In case this study left you thinking twice about shopping at your local grocery store, Kristof's piece on egg processing is enough to send you running to the nearest farmer's market. On Wednesday, Kristof reported that the Humane Society would publicize the findings of an undercover investigation into Kreider Farms. Kreider is a massive industrial egg producer that churns out millions of eggs a day for major supermarket chains. Needless to say, what the investigator found wasn't pretty. He reported mice on the conveyor belts amongst the eggs, piles of manure, chickens crammed into cages, and automatic feeding carts that occasionally decapitated the chickens. A representative from Kreider told Kristof that the accusations were a "gross distortion of Kreider farms, our employees and the way we care for our birds." To back up his allegations, the undercover investigator took this disturbing footage during his six-weeks undercover at Kreider (don't watch while eating chicken).

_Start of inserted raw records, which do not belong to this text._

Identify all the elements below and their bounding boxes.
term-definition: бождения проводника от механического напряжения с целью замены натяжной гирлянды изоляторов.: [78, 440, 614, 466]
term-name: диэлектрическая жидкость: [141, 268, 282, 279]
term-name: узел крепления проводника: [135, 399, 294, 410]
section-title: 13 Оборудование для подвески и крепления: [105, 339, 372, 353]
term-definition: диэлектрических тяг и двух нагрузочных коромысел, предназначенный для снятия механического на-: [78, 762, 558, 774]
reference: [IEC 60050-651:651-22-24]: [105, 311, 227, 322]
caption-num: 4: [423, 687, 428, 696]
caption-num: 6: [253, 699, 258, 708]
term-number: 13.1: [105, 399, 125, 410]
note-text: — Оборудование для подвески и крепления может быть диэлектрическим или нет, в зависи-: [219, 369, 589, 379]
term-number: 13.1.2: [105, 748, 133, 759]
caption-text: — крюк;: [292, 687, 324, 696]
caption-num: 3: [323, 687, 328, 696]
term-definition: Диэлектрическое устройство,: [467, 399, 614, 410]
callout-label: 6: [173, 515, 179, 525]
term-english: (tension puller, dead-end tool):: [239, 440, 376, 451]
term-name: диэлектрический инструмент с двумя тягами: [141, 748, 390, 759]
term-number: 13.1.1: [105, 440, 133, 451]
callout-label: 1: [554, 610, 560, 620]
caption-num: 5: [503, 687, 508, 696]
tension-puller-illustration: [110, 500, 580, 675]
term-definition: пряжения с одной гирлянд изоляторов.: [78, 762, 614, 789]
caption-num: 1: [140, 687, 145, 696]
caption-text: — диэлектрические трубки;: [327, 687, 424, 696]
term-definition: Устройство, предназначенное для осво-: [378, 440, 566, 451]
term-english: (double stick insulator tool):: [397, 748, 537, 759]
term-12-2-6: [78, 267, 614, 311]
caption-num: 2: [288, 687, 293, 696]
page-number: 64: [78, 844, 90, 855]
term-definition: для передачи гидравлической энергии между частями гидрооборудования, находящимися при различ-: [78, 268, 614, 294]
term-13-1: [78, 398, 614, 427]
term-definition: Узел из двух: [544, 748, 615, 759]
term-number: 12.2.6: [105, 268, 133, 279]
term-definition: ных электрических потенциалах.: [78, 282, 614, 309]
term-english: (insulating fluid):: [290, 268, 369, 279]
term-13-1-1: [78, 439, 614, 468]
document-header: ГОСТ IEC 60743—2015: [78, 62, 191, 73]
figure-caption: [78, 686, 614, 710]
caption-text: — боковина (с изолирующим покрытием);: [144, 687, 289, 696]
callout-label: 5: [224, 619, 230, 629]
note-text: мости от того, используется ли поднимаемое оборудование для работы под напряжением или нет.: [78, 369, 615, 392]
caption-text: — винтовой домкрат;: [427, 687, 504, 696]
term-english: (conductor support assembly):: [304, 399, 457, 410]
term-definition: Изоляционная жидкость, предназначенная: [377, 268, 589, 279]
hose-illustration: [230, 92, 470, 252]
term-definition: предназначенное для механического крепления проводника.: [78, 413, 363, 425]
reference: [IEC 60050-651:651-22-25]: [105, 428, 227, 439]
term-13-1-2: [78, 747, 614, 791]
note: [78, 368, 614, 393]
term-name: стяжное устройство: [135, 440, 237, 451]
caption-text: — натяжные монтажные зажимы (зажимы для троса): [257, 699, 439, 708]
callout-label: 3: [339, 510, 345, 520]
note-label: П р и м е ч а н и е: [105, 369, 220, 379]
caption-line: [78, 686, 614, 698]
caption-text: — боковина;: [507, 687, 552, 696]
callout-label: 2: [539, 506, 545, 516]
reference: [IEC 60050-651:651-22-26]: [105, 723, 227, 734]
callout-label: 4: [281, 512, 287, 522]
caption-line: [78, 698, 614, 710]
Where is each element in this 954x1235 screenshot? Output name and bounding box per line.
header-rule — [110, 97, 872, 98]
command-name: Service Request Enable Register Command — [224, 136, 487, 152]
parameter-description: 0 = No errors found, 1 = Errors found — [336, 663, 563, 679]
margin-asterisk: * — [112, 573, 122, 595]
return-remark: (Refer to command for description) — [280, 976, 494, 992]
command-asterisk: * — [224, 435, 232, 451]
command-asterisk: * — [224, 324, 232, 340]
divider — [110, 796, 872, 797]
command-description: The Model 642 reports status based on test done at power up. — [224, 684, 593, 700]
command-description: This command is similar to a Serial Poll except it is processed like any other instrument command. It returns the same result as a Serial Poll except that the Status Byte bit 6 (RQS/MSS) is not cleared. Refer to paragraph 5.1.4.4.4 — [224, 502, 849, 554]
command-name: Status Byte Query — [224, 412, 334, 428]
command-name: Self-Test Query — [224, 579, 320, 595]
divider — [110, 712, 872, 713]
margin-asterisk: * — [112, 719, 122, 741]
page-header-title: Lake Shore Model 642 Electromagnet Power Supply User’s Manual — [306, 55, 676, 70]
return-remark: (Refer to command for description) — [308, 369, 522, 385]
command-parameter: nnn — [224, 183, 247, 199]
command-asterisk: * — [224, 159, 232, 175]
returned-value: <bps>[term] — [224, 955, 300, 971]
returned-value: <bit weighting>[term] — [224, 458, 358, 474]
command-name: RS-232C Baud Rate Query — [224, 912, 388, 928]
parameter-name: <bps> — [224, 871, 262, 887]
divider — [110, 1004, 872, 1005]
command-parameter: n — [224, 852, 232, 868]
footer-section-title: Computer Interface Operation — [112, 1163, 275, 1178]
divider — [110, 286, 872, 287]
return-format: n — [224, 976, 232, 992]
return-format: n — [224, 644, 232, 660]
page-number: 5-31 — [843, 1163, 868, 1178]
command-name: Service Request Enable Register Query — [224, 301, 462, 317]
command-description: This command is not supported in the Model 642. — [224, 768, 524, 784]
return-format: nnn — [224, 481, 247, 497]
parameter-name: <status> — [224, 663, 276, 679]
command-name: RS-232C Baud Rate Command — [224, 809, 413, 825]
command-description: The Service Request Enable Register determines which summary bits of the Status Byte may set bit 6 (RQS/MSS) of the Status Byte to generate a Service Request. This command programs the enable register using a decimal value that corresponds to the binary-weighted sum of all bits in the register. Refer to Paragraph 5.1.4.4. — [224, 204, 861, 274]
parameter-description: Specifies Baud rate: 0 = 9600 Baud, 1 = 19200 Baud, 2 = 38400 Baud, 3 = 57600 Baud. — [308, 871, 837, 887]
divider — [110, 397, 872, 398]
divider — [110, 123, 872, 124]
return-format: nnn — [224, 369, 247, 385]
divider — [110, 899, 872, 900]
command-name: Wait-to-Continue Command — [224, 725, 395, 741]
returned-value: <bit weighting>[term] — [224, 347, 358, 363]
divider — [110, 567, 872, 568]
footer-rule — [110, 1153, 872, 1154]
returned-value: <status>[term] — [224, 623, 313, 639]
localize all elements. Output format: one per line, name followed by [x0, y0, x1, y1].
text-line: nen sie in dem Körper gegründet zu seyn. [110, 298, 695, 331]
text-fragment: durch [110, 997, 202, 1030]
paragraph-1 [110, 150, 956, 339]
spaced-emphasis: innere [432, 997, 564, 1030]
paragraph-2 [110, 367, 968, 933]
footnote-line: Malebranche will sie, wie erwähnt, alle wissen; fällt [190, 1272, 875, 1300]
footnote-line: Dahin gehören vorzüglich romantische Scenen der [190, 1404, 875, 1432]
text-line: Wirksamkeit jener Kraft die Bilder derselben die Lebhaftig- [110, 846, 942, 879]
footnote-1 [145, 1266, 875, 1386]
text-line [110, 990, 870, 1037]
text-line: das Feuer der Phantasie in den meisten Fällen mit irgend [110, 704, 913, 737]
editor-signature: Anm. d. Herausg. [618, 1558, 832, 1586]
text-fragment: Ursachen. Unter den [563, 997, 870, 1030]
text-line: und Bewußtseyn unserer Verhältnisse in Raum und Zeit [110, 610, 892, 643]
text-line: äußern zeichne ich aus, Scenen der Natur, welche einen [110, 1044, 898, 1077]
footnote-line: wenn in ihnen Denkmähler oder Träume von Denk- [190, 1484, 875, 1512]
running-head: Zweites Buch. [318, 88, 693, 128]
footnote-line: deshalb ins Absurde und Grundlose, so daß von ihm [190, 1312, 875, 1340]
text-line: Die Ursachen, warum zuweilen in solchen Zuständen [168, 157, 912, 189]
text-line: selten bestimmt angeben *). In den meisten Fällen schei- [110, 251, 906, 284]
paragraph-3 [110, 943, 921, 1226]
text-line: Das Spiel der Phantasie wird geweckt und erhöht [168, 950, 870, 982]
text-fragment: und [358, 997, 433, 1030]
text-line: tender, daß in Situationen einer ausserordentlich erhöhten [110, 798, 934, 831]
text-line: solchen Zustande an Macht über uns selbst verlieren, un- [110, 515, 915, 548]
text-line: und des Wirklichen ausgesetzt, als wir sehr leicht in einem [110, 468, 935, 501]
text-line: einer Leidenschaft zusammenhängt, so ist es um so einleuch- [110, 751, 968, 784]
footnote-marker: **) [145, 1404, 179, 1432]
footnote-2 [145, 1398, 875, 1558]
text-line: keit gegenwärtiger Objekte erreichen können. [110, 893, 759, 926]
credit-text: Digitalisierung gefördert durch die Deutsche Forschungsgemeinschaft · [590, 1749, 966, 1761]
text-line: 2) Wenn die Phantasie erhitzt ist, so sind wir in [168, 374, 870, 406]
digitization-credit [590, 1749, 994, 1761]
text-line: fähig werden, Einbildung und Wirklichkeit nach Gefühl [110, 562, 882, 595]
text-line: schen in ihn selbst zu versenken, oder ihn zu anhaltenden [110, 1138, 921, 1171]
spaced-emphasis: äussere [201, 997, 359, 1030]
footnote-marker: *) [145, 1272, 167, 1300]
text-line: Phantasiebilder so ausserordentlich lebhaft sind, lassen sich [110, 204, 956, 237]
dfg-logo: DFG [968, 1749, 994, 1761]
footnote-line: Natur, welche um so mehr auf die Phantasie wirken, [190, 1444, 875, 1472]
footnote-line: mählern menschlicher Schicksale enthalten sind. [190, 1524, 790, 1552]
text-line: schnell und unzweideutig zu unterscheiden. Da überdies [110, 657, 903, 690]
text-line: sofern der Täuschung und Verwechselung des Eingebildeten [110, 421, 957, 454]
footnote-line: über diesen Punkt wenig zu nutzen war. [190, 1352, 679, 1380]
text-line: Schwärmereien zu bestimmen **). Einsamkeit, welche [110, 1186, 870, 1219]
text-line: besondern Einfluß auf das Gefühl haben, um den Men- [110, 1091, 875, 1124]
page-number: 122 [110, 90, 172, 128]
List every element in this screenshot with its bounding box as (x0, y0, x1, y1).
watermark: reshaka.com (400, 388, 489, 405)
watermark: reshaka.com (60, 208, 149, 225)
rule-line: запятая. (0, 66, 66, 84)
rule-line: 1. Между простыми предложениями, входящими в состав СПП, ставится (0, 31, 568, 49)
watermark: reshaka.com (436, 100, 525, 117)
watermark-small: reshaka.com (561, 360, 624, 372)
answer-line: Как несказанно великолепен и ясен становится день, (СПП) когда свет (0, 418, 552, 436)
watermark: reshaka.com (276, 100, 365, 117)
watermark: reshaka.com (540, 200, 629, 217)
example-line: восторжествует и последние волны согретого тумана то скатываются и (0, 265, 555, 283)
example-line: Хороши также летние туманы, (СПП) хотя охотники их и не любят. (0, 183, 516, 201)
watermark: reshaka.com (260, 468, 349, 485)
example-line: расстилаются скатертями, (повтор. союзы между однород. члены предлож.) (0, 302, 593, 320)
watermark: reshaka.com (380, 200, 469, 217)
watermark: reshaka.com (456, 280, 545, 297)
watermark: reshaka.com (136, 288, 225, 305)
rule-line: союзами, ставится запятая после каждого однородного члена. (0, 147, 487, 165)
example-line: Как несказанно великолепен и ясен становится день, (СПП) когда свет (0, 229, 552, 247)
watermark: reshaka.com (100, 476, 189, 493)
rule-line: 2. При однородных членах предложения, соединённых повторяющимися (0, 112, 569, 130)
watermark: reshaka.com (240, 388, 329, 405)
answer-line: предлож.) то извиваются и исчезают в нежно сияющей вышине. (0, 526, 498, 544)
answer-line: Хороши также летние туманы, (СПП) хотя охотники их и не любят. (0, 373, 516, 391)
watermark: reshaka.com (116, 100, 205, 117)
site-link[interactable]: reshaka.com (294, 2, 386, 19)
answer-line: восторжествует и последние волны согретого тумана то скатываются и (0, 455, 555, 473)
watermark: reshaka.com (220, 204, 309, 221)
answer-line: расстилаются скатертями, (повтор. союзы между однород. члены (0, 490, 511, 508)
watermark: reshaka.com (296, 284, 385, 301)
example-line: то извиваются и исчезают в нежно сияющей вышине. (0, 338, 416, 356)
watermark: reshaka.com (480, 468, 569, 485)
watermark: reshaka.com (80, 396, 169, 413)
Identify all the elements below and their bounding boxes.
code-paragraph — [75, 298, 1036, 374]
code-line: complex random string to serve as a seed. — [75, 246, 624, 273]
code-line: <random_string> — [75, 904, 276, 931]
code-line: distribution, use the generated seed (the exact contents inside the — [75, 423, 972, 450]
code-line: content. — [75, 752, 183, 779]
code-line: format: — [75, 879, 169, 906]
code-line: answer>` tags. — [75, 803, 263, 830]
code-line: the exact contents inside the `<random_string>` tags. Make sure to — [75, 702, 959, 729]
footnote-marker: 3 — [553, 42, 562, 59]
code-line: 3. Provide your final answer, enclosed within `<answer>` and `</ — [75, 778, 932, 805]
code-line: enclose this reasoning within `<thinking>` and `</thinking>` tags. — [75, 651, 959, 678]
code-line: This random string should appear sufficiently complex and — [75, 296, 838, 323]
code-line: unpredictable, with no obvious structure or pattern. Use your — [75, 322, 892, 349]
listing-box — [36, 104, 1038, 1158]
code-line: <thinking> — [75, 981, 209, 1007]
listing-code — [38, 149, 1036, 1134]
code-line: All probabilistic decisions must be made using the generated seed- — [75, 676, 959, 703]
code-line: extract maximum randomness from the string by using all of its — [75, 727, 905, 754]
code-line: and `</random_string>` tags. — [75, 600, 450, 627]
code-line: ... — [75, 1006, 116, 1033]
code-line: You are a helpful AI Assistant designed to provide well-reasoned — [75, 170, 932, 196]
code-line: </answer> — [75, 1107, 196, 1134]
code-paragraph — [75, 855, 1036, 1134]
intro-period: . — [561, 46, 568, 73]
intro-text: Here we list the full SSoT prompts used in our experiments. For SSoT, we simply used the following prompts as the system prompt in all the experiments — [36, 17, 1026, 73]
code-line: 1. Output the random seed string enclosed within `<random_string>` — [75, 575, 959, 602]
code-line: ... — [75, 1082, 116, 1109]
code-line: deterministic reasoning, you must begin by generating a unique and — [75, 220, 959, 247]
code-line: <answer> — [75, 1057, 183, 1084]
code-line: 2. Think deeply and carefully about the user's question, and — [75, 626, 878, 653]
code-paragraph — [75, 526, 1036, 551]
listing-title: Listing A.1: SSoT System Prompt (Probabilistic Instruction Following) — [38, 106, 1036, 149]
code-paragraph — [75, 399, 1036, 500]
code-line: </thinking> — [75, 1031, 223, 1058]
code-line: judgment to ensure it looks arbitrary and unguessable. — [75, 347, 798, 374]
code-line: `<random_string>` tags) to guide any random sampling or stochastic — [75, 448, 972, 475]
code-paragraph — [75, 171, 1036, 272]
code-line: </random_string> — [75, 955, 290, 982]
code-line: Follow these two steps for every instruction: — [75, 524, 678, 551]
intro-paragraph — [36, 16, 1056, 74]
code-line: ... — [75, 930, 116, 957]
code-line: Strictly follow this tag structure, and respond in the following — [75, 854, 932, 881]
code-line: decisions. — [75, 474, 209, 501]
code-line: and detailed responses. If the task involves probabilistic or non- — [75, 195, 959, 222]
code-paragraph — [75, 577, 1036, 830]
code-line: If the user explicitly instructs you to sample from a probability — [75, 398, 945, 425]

The FDA on Livestock Antibiotics

This week the FDA announced its plan for veterinary drug producers to limit the availability of over-the-counter antibiotics in an effort to curb their use in livestock production and the subsequent rise in antibiotic-resistant pathogens. The only catch — the plan is voluntary. The FDA hopes to stop the common practice of using antibiotics for "production" purposes and instead make them available only for treating sick animals under veterinary supervision. Currently, 80% of antibiotics sold in the U.S. go to animals, and their constant use can lead to the emergence of fatal superbugs like MRSA (a potentially deadly staph bacteria that kills more Americans a year than AIDS). Not everyone is pleased with the voluntary nature of the FDA's proposal. Helena Bottemiller of Food Safety News quoted Congresswoman Louis Slaughter (D-NY) saying, "Nonbinding recommendations are not a strong enough antidote to the problem." Advocacy groups like The Union of Concerned Scientists and The Center for Science in the Public Interest expressed similar concerns. The FDA first talked about restricting the use of livestock antibiotics in 1977, but so far this is the only major step they've taken toward that goal.